À l’autre bout de l’échelle, les 10 % les moins fortunés possèdent au maximum 6 200 euros en 2024, l’équivalent d’une voiture d’occasion [3]. Au cours des dix années précédentes, une fois l’inflation prise en compte, leur plafond de patrimoine a progressé de 700 euros [3]. Les ménages situés entre les 10 % et les 40 % les moins dotés n’ont enregistré aucune progression réelle sur la même période [3]. Pour la moitié la plus dotée en revanche, la hausse est de 10 à 15 % [3].
Sur vingt ans, l’écart s’est creusé. La mesure de concentration du patrimoine brut (un score entre 0, répartition parfaitement égale, et 1, concentration totale) est passée de 0,639 à 0,662 entre 1998 et 2021, principalement sous l’effet de la hausse des prix de l’immobilier [4]. La Banque de France mesure une accélération récente, sur données de la Banque centrale européenne [11]. La part détenue par la moitié la moins fortunée stagne à 5 % du patrimoine total. Celle des 10 % les plus aisés a progressé de 1,7 point et atteint plus de 54 % à la fin 2023 [11].
Ce creusement patrimonial a une conséquence directe sur les revenus futurs. Les dividendes ont augmenté de 10 % en 2022, puis encore de 10 % en 2023 [10]. Ces revenus ne concernent qu’une fraction infime de la population. En 2021, selon France Stratégie, relayé par l’Observatoire des inégalités, 96 % des dividendes sont attribués à 1 % de l’ensemble des foyers fiscaux [10]. Quand le capital est aussi étroitement réparti, c’est toute l’économie qui se prive d’actionnaires, d’épargnants productifs et de retraites moins dépendantes du seul régime par répartition.

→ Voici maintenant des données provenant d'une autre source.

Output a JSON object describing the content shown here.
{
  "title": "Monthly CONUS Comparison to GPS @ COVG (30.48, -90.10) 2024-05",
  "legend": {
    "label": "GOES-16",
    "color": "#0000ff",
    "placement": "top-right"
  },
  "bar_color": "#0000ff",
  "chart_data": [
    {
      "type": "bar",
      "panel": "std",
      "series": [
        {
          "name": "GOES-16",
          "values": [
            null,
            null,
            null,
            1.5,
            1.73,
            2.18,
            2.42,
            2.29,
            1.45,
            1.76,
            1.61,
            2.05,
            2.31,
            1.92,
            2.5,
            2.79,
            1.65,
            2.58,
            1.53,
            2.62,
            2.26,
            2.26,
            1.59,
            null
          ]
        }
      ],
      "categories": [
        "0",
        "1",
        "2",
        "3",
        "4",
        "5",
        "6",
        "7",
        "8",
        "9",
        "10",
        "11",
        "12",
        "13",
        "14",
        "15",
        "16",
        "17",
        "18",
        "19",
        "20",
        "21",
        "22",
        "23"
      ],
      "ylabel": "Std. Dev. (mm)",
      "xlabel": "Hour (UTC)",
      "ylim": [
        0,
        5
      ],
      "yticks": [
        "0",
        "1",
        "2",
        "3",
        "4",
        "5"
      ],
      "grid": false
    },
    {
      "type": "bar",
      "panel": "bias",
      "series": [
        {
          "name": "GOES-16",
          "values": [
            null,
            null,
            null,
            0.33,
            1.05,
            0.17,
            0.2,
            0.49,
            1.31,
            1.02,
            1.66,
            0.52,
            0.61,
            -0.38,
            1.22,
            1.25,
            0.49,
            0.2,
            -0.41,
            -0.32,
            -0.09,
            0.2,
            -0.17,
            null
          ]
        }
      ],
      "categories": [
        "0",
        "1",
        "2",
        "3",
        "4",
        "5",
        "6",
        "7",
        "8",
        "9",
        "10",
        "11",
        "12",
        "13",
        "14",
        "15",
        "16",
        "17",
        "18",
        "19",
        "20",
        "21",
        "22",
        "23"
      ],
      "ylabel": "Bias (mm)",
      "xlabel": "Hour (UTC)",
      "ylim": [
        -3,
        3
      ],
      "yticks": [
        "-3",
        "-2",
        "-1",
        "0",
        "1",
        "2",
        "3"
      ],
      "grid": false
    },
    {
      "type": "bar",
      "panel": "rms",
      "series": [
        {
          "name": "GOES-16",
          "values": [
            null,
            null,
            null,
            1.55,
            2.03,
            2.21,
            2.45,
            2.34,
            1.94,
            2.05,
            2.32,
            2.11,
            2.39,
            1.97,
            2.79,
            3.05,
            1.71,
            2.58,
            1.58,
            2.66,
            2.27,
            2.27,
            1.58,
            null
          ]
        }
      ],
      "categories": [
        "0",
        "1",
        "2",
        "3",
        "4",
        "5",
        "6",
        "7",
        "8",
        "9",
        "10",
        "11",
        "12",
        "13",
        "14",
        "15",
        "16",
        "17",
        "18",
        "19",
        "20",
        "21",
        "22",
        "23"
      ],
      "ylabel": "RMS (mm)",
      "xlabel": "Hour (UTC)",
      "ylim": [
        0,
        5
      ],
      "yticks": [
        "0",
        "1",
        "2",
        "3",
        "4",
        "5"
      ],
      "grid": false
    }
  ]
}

La fermeture comme destin, l’ouverture comme choix politique
Les sociétés prospèrent systématiquement quand elles embrassent l’ouverture aux échanges, aux idées et aux personnes, et déclinent quand elles s’en retirent. C’est la thèse centrale de Johan Norberg dans Peak Human (2025) [12]. Son apport le plus original est de traiter les âges d’or non comme des sommets sur une pente ascendante, mais comme des équilibres instables. Ces équilibres sont productifs parce qu’ils relâchent les contraintes sur le commerce, la croyance, l’identité, l’entreprise. Mais ils sont instables : le relâchement menace le contrôle.
Le mécanisme de déclin suit un schéma précis [12]. L’anxiété de statut s’installe. La peur de la disruption pousse à la fermeture. L’orthodoxie se solidifie. Les données françaises l’illustrent.
Les âges d’or donnent du pouvoir aux outsiders (marchands, immigrants, innovateurs) dont le succès menace les hiérarchies établies [12]. À mesure que la richesse s’accumule, l’incitation à contrôler l’entrée et à restreindre la concurrence se renforce. Les élites découvrent que la fermeture est plus sûre que l’ouverture, une fois qu’elles ont quelque chose qui vaut la peine d’être protégé.
Les détenteurs de seuls revenus du travail rencontrent une difficulté accrue d’accéder aux hauts patrimoines depuis les années 1970 [5]. Norberg documente ce mécanisme de fermeture du sommet dans l’histoire de la Chine des Song ou de la République hollandaise. Les données françaises le documentent dans le présent. La concentration croissante des revenus du patrimoine entre les mains du 1 % supérieur en est l’expression directe [12].
La variable-clé est la part du capital dans la distribution nationale. La part du travail dans la valeur ajoutée a reculé depuis les années 1990 dans la plupart des grands pays de l’OCDE [6]. Dans le secteur privé en France, la part de la masse salariale détenue par les 1 % des salariés les mieux rémunérés est passée de 7 % à 8 % entre 1998 et 2017 [5].
La divergence est encore plus nette sur les revenus du capital. En 1970, les 1 % les plus riches en patrimoine percevaient 28,7 % des revenus totaux du capital [5]. En 2014, cette part s’établissait à 34 % [5]. Dans le même temps, leur part dans les revenus du travail reculait de 4,6 % à 2,8 % [5]. Ceux qui sont au sommet vivent de moins en moins de leur travail et de plus en plus de leur rente.
La redistribution compense, elle ne corrige pas
Le réflexe politique face à ce tableau est d’augmenter la redistribution. Les données invitent à nuancer ce raccourci. La France redistribue déjà massivement : ses dépenses publiques représentent 57,3 % du PIB en 2024 [8]. La moyenne de l’Union européenne est à 49,1 % la même année [8]. Les dépenses consacrées à la protection sociale atteignent 32,6 points de PIB en France, contre 27,0 points en moyenne européenne [8].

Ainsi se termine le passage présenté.